His new EP Nabad is a complete left turn for the Lebanese artist, who with his namesake band, is renowned for two albums of driving rock and supporting the likes of Metallica, Gun N' Roses and Motley Crue at their respective UAE shows.

Ironically, Wud's move to electronica was inspired by the recording process of his band's previous effort, 2017's super heavy Transitions.

Spending time in a Los Angeles studio with Grammy award nominated producer Howard Benson (who has worked with Santana, My Chemical Romance and Three Day's Grace), Wud recalls being inspired by his dedication to the painstaking craft of creating evocative sonic landscapes. Like songwriting, it was through Benson he learnt that sound production has its own language and principles.

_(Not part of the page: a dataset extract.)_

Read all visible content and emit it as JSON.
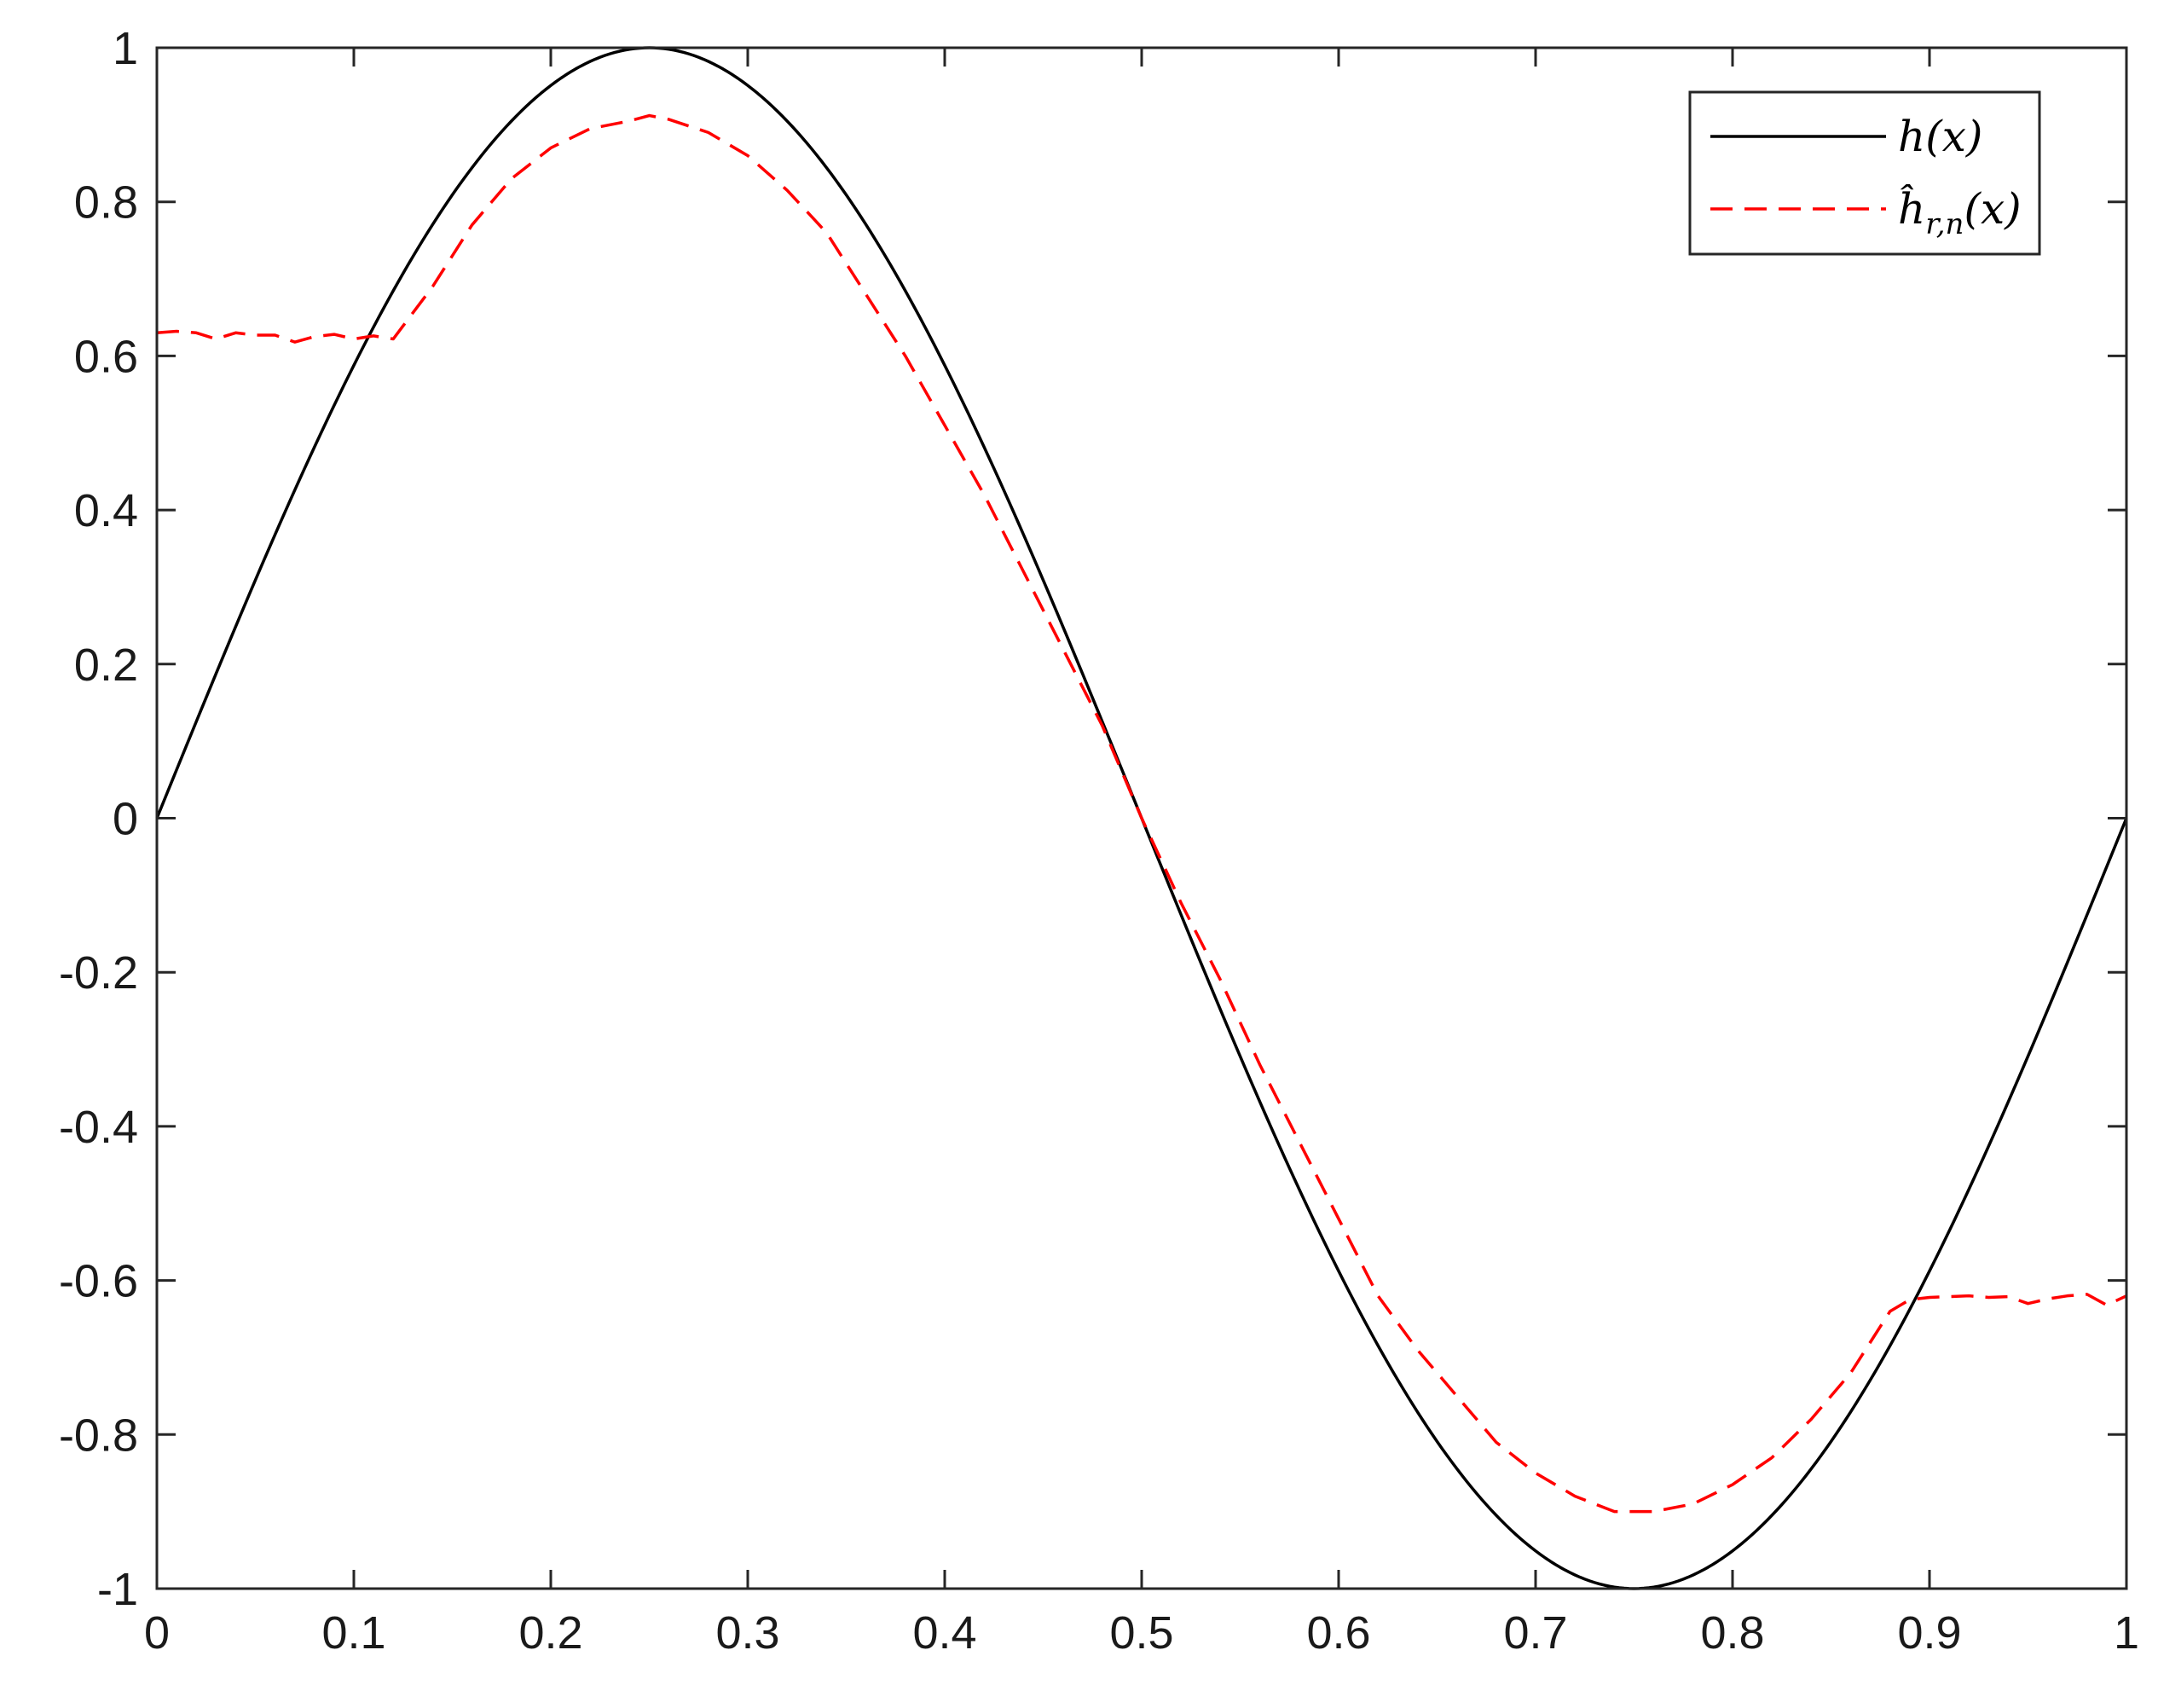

“I was there with him in different times over a space of three years and just to spend that time with an A-class producer and his team got me really interested in the possibility of sound production,” he says.

“I have been working in the region for a long time and I have never seen such professionalism from that side of the music business. It made me hungry to learn more about it.”

That interest turned into a new creative passion once Wud partnered with Lebanese experimental jazz man Elie Afif, who turned him on to synthesiser and beat-making software.

Wud took to it like a kid with shiny new toys.

“It opened a different world for me with endless musical possibilities,” he says. “Normally, when I do things I am super focused about it and it was the same with this. I became obsessed by it and I was making new beats every day.”

From more than 50 pieces produced, four were chosen to form Nabad. Translated to 'Pulse', the near-10-minute collection lives up to its name. It is a vigorous set of electronic tracks, ranging from ambient to dark wave, featuring spiralling synth lines and frenetic beats.

That air of urgency is also heightened by a pair of strong appearances by Lebanese rapper El Rass, whose socially conscious wordplay is found on the highlights Min Wein and Omran.

Those pining for Wud's older sound should enjoy the chugging riffs that underscore the dystopian vibes of Aymata.

Wud considers Nabad as an exciting new chapter in his career. Instead of pummelling listeners with riffs, he is now deriving thrills from discovering new depth and subtleties to specific sounds.

Jay Wud produced 'Nabad' in his home studio in Dubai. Jay Wud
Jay Wud produced 'Nabad' in his home studio in Dubai. Jay Wud

Reaching that level required him to learn a new way of listening to music.

“Hearing it as a fan and producer are two very different things,” he says. “For one thing, it is a more critical listening session and there is a lot of technical stuff to it. But before all of that, what I am looking for is the emotion of the track. That is critical to any song, it has to be driven by some sense of emotion.”

It has been a lesson Wud has been sharing in his burgeoning career as a producer. His production credits include last year's 9MM by Tunisian rapper Samara, which garnered more than nine million views on YouTube and Quietly, the soon to be released single by Lebanese pop singer Anthony Touma.

With plenty of his own solo material left in store, Wud aims to follow up Nabad with a quarantine inspired electronic album.

While he is yet to define the sound he is looking for with the future project, Wud promises it will be a true reflection of how he is feeling at present.

After all, it was a key piece of advice Benson gave him: "He said that once I do a record it becomes a part of history," he says. "You have to look at it like it is a picture of you in a particular time. That way you learn to accept it for what it is and you don't judge it and say you should have done things differently. I just love that, because it sounds simple and it makes absolute sense."